In an Aug. 4, 2014, memo, Brown states: "In relation to the 12 instances of block booking to give the appearance that the government aircraft was full so that other passengers could not ride on the same flight, if proven, the allegations contained in the report could constitute the criminal offences of forgery, uttering a forged document, fraud and breach of trust by a public officer.
"In relation to the 50 occasions where the premier’s daughter rode on the government plane and the four occasions where her daughter’s friend rode on the plane, the allegations if proven could constitute the offence of breach of trust by a public officer.
"In relation to the renovations to the 11th floor of the Federal Building, there is insufficient evidence in the [auditor general’s report] to determine whether or not there is any potential criminal conduct.

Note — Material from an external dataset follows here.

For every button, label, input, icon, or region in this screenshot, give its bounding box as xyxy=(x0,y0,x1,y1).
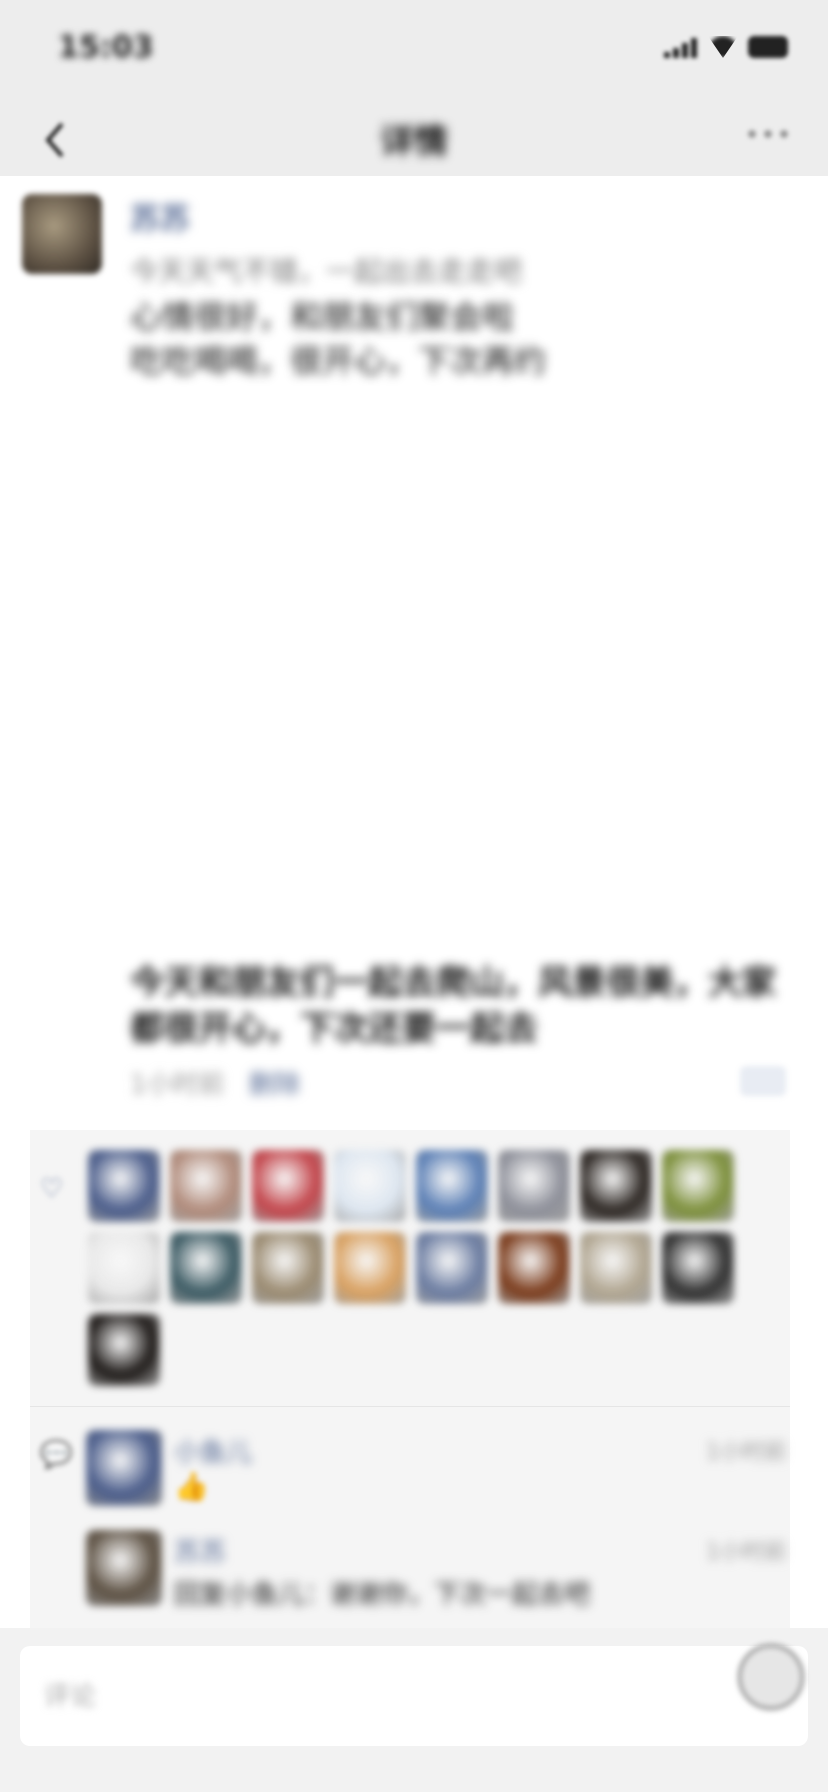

"Since no source documentation was supplied [by the auditor general in his report] it is not possible to identify which government employees may be liable for potential criminal conduct other than the former premier herself," Brown’s memo states.
"The [auditor general’s] report states that the auditor general identified a total of 25 employees of the office of the former premier including the former premier herself, during the relevant time. Further information would be required to determine which members of her office may have committed criminal offences."
RCMP investigation recommended
Brown said her opinion could be forwarded to the RCMP for information only, but she noted the RCMP normally does not act on “FYIs,” and that the RCMP usually need a complaint before opening an investigation.
She said this case may be an exception owing to the allegations, the level of public interest, "and the fact that there is a pre-existing RCMP investigation into the former premier’s use of government aircraft."
That "pre-existing RCMP investigation" was in response to a formal complaint filed by the Opposition Wildrose after the April story by CBC revealed Redford had flown her daughter on government flights, including one flight that also ferried her daughter’s nanny from Calgary to Edmonton.
Brown was also asked whether Redford should be reported to the Law Society of Alberta. She recommended against it because the RCMP investigation, already underway, was still in its infancy and any reporting to the law society is normally done when charges are laid.